Some carnivore households are tracking multiple people and pets simultaneously: a parent working through an autoimmune elimination protocol, a partner tracking energy and performance, a child with food sensitivities, and one or more pets with skin or gut issues. Any combination. That's a household-level health project, not an individual one. No generic diet app is built for it.
The Privacy Problem
MyFitnessPal has a documented data breach on record that is worth knowing about. In February 2018, an unauthorised party accessed user data affecting approximately 150 million accounts — exposing usernames, email addresses, and hashed passwords. No financial data, payment details, or government identifiers were compromised, and the company disclosed the incident and notified users within weeks of discovering it.
If you're logging detailed health data — symptoms, medications, health conditions, sensitive personal metrics — the privacy posture of the app holding that data still matters. The free tier of MyFitnessPal includes advertising, and as with most freemium apps, the business model involves some relationship between user data and commercial activity.
This isn't unique to MyFitnessPal — most free apps in this space have the same tension. But if health data privacy is important to you, it's worth reading what you're agreeing to.
What a Carnivore-First Tracking Approach Actually Looks Like
The right tool for carnivore tracking — specifically for people using it as a health recovery approach — has a few non-negotiable features:
- Animal-food-first database. Search and find immediately. No scrolling past irrelevant entries. Logging takes under two minutes.
- Protein-to-fat ratio dashboard. The macro that matters for carnivore is the balance between protein and fat, not a carb countdown. The dashboard should reflect how you actually eat.
- Symptom logging alongside food. Every day, alongside meals: energy (1–10), specific symptoms with severity and timing, sleep quality, stress level. These are the data points that, over weeks and months, reveal the food-symptom connections that drive health outcomes.
- Delayed reaction detection. The system needs to surface correlations across a 3–7 day window — connecting what you ate earlier in the week to how you feel today. Manual analysis of this is nearly impossible. AI pattern detection handles it automatically after enough data is accumulated.
- Multi-profile support. One account manages every human and pet in the household — adults, children, dogs — each with their own separate data and tracking. No juggling multiple logins or separate apps.

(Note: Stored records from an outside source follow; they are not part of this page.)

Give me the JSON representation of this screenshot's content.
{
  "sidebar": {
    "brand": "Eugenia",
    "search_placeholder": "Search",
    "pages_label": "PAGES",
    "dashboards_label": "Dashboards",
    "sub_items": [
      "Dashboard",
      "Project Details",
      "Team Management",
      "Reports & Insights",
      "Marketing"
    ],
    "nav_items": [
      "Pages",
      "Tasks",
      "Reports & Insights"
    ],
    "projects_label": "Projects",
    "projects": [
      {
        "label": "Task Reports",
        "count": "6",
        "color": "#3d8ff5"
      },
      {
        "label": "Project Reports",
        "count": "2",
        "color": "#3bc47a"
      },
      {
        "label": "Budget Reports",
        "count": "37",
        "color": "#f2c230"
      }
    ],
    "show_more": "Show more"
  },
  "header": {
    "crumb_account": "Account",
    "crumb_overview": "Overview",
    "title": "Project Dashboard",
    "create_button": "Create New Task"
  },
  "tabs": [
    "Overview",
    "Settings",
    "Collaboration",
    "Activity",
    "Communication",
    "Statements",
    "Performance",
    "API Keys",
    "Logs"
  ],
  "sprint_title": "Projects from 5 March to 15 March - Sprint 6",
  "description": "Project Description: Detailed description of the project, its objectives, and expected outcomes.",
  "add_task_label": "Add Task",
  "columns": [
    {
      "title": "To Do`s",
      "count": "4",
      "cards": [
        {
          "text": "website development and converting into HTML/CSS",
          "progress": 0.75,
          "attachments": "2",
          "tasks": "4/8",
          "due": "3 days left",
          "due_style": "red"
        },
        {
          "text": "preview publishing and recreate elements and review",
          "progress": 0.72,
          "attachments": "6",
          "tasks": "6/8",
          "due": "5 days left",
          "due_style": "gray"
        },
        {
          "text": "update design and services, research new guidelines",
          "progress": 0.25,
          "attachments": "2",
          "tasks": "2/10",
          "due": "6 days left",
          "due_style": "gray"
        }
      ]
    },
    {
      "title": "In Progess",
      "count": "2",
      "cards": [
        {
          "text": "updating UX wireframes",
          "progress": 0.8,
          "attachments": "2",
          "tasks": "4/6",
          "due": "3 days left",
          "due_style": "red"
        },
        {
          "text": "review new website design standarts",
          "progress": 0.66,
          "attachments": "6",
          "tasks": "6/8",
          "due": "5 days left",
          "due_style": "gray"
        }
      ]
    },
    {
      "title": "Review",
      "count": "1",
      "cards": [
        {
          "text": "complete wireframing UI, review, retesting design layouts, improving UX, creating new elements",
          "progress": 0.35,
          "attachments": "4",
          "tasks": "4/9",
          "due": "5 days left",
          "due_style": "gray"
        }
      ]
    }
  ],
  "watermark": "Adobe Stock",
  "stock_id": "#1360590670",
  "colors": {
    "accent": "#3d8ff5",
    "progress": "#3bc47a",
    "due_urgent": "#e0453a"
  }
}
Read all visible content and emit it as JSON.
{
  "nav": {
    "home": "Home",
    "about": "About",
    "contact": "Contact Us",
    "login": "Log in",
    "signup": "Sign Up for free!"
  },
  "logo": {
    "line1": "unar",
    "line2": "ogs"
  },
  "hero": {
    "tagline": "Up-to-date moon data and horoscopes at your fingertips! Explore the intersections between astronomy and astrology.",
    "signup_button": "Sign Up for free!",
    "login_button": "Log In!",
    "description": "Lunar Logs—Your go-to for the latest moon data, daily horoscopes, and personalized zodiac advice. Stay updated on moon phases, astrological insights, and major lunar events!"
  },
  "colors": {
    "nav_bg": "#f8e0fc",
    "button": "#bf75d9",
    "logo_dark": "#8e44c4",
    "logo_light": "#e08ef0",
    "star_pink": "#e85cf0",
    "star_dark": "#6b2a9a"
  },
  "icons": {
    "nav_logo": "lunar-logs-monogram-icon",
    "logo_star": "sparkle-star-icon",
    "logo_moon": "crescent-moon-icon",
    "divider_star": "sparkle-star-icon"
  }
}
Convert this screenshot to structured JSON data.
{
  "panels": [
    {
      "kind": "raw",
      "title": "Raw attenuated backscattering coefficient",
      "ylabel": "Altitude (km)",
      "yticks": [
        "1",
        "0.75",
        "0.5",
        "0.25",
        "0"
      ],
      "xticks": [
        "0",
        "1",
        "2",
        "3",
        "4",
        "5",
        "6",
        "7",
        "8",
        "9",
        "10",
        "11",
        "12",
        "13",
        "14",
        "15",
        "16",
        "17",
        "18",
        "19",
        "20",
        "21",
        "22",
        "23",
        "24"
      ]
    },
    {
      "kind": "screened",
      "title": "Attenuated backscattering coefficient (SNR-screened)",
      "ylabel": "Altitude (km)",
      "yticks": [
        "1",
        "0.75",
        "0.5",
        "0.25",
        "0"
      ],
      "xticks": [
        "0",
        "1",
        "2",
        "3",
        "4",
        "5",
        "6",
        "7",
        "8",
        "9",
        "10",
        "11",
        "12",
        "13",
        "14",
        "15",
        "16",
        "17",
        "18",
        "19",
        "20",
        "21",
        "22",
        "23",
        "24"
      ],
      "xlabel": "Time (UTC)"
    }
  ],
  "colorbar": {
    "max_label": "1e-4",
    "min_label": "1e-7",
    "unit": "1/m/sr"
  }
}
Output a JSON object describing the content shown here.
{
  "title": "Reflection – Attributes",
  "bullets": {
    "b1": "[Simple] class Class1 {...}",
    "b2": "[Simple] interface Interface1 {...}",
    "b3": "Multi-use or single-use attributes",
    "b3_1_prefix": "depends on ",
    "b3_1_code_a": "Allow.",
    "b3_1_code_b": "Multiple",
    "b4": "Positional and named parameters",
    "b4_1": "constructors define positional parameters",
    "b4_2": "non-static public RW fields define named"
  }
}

- Privacy-first architecture. Encrypted. GDPR-compliant. Data never sold. You own your health data.
The Honest Trade-Off
MyFitnessPal does some things extremely well. If you want a massive food database, wearable integrations, calorie tracking across a varied diet, or a social community of millions, it's a strong product. The frustrations carnivores encounter are mostly friction from trying to use a general-diet tool for a specific-diet purpose.
If your goal is:
- Body composition and weight tracking on carnivore — a dedicated macro tracker like Vore will serve you better than MyFitnessPal
- Health condition management, symptom tracking, and food sensitivity investigation through carnivore — you need a symptom-aware tracker like Carnivore Lifestyles
These are different tools for different goals. The question is which one actually matches yours.
Disclaimer: This article references MyFitnessPal and other third-party products for comparison purposes. Features, pricing, and data policies change over time — verify current details directly with each provider. The data breach and privacy information referenced is based on publicly reported events. This article is for informational purposes only and does not constitute medical or nutritional advice.